The utility of tumor genome sequencing is still up for debate. A lot of the mutations that are found don’t seem to have anything to do with the cancer.
On the other hand, the patients who are relying on this technology have few options, said Dr. Billy Kim, a Lineberger center member and associate professor of medicine and genetics. “So you get in this place of, what does someone with few options do.”
That’s where Watson shines, in helping direct people to clinical trials that might help prolong their lives. The decisions are still up to the physician. Watson simply presents maybe half a dozen trials, recommends which one appears to be best for this particular patient’s genome, and provides the exact research paper supporting that recommendation.
“For five years this took a lot of time per patient, but what Watson does is sort of fast-forward that research and data mining and presents everything all at one go, which helps me spend more time deciding which relevant option is useful for the patient rather than finding the data in the first place,” Patel said. “It speeds me past the icky middle step of sitting in the library and learning stuff and takes me to the higher-level information that I or Ned can rapidly integrate into patient decisions.”
So now the oncology board essentially has retired, replaced by Watson and Patel.
“Patel plus Watson is better than 20 committed physicians drinking coffee,” Sharpless said, “which frees us to do more research.”

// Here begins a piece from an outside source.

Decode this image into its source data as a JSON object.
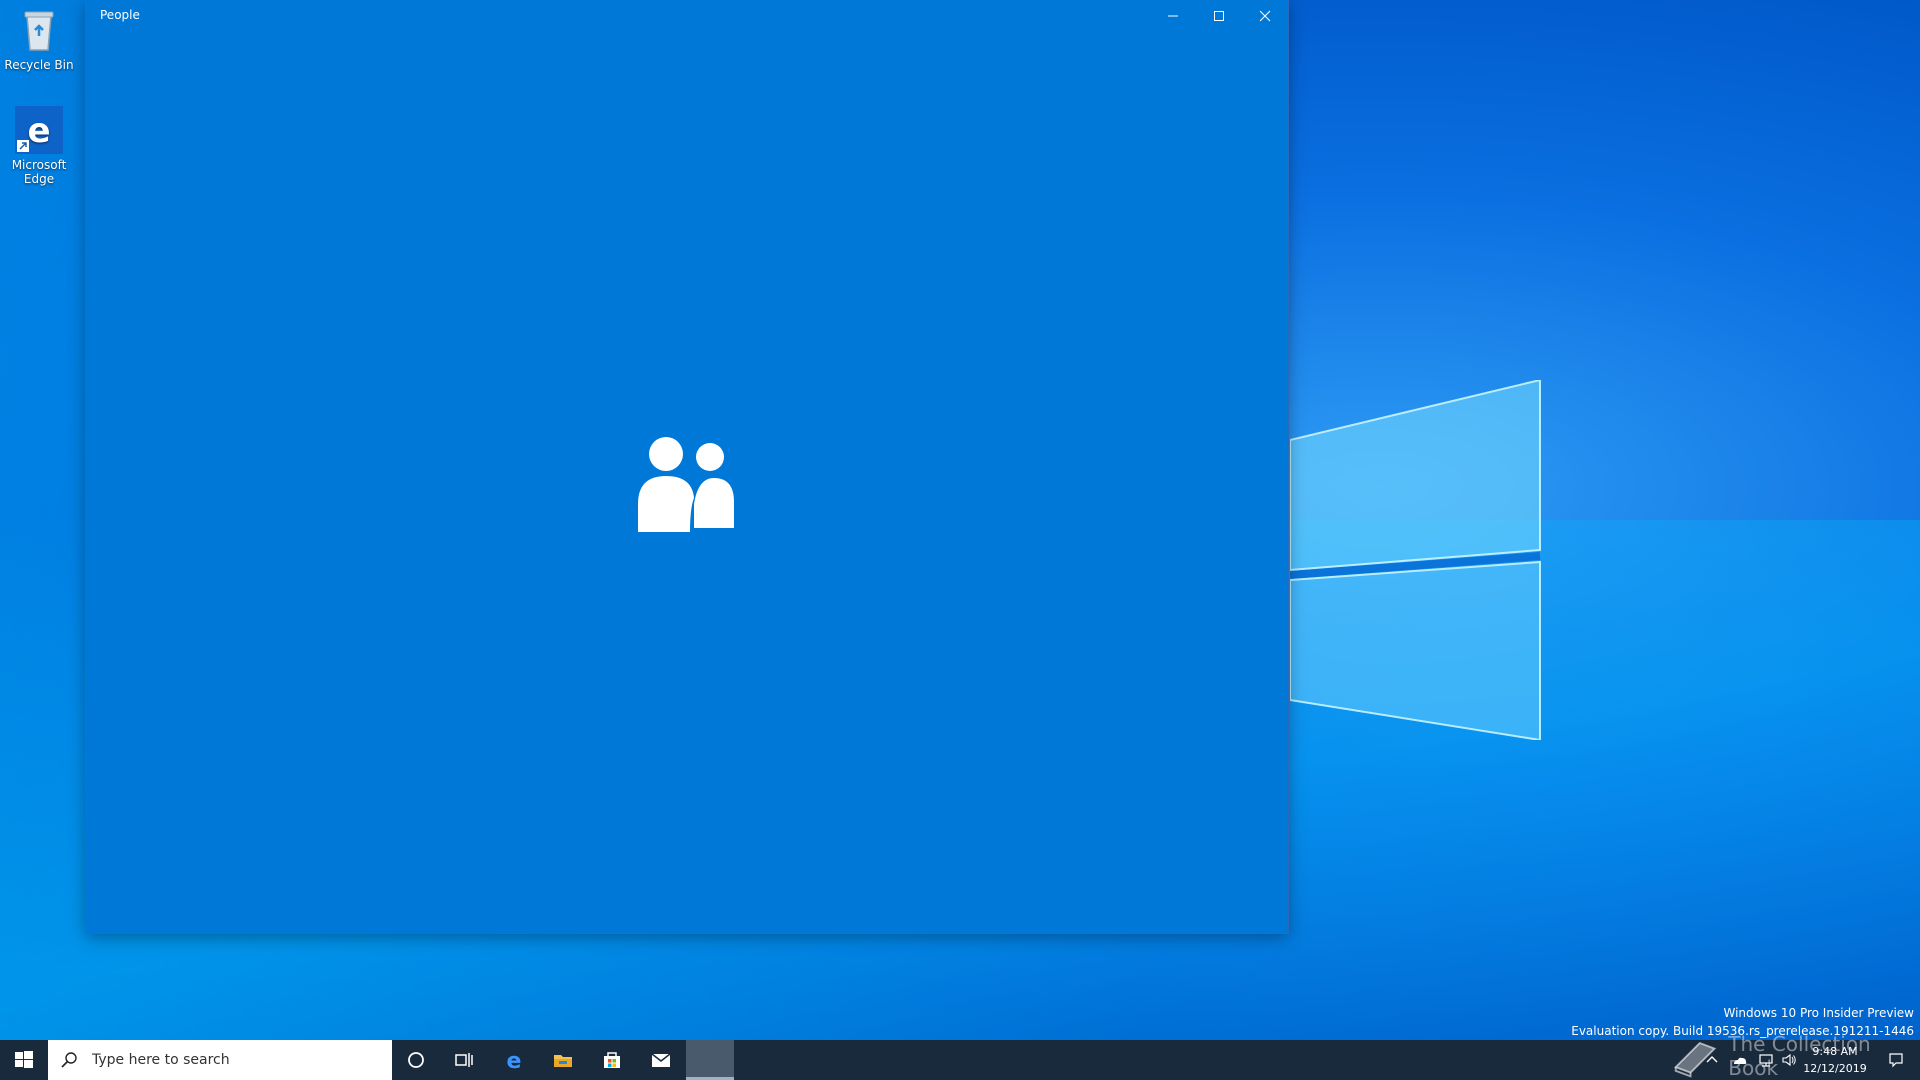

Patel added: “Because Watson has done that groundwork, that frees me as a molecular pathologist to look at how we refine the techniques, how can we do the testing so it’s more sensitive, how we can do it more quickly.
“We no longer have to wade through the data. We can look at one picture and say, ‘Where is the clinical trial closest for this patient?’ Watson can say take drug A or drug B, and Ned can say, ‘This drug is once a week whereas this one needs to be given every day, and this patient has trouble coming to the hospital.’ Ned can figure out which is more likely to work.”

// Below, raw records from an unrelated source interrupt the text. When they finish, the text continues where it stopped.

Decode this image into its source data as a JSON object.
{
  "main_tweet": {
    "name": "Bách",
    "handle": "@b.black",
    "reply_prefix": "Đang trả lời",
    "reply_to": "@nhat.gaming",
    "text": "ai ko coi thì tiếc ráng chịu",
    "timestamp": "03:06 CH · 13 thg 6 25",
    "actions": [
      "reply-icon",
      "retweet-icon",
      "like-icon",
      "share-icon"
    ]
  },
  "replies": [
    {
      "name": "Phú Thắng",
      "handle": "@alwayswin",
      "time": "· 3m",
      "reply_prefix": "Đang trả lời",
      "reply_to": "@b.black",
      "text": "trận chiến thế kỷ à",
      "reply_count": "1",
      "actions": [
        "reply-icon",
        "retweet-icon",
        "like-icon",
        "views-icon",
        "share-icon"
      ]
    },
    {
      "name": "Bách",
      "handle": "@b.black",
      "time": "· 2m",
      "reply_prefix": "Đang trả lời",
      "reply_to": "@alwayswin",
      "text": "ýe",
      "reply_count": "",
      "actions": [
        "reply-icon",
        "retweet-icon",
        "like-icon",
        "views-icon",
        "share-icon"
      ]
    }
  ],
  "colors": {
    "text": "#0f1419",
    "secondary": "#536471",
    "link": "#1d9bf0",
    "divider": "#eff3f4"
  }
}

Part of the great promise of Watson is its role in disseminating research information quickly to areas many miles from an elite research center. Watson is not R2D2 or C3PO. It doesn’t have a robot body nor a robotic voice. Interacting with it is more like sending an email. You can do it from a cell phone — for instance, a cell phone from a rural community, far from a major cancer center. That means a one- or two-doctor practice in the Blue Ridge Mountains can work with the most current information.
IBM already has made it available at clinics and doctors’ offices. Now oncologists nationwide can send a portion of biopsy tissue to Watson Genomics, have it sequenced and get a report back quickly.

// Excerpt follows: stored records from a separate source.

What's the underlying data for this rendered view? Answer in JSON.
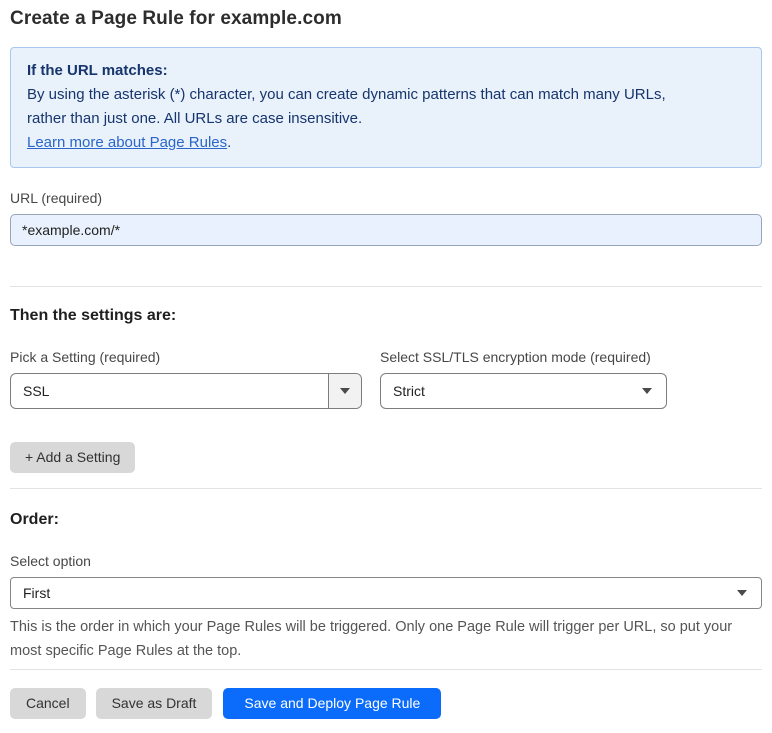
{
  "page": {
    "title": "Create a Page Rule for example.com"
  },
  "info_box": {
    "heading": "If the URL matches:",
    "body_lines": [
      "By using the asterisk (*) character, you can create dynamic patterns that can match many URLs,",
      "rather than just one. All URLs are case insensitive."
    ],
    "link_label": "Learn more about Page Rules",
    "link_suffix": "."
  },
  "url_field": {
    "label": "URL (required)",
    "value": "*example.com/*"
  },
  "settings_section": {
    "heading": "Then the settings are:",
    "pick_setting": {
      "label": "Pick a Setting (required)",
      "value": "SSL"
    },
    "encryption_mode": {
      "label": "Select SSL/TLS encryption mode (required)",
      "value": "Strict"
    },
    "add_setting_label": "+ Add a Setting"
  },
  "order_section": {
    "heading": "Order:",
    "select_label": "Select option",
    "value": "First",
    "help_lines": [
      "This is the order in which your Page Rules will be triggered. Only one Page Rule will trigger per URL, so put your",
      "most specific Page Rules at the top."
    ]
  },
  "footer": {
    "cancel_label": "Cancel",
    "save_draft_label": "Save as Draft",
    "save_deploy_label": "Save and Deploy Page Rule"
  },
  "colors": {
    "accent_blue": "#0b6cfb",
    "info_bg": "#e9f1fb",
    "info_border": "#a9c8ef",
    "info_text": "#16356d",
    "link_blue": "#2a66c9",
    "input_bg": "#e8f1fd"
  },
  "icons": {
    "dropdown_caret": "chevron-down-icon"
  }
}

“The technology we helped them develop you can now buy on the internet,” Sharpless said. It’s now being packaged with sequencing machines, much like Microsoft Office comes packaged on a PC. “The thing we were doing they are now selling as a product.”
With a big hurdle cleared, UNC and Watson currently are taking a pause to determine how best to work together in the future. (No money has changed hands between UNC and IBM. The University has given the company access to genomic data and researchers’ knowledge in exchange for access to Watson.)
Researchers now are adding in not just DNA but RNA sequences, a move that may finally unlock the secrets of rampant mutation. It’s an advance that would be nearly impossible were it not for Watson.
“Watson is comprehensive,” Kim said, “and patients want to know two things: Are we doing the right thing, and have we considered all of the options? That’s where Watson excels; it’s comprehensive so it leaves no stone unturned. That is really important for patients and their families, that a doctor and their team have thought about everything or are doing everything to help them.”
Janine Latus is a freelance writer based in Chapel Hill.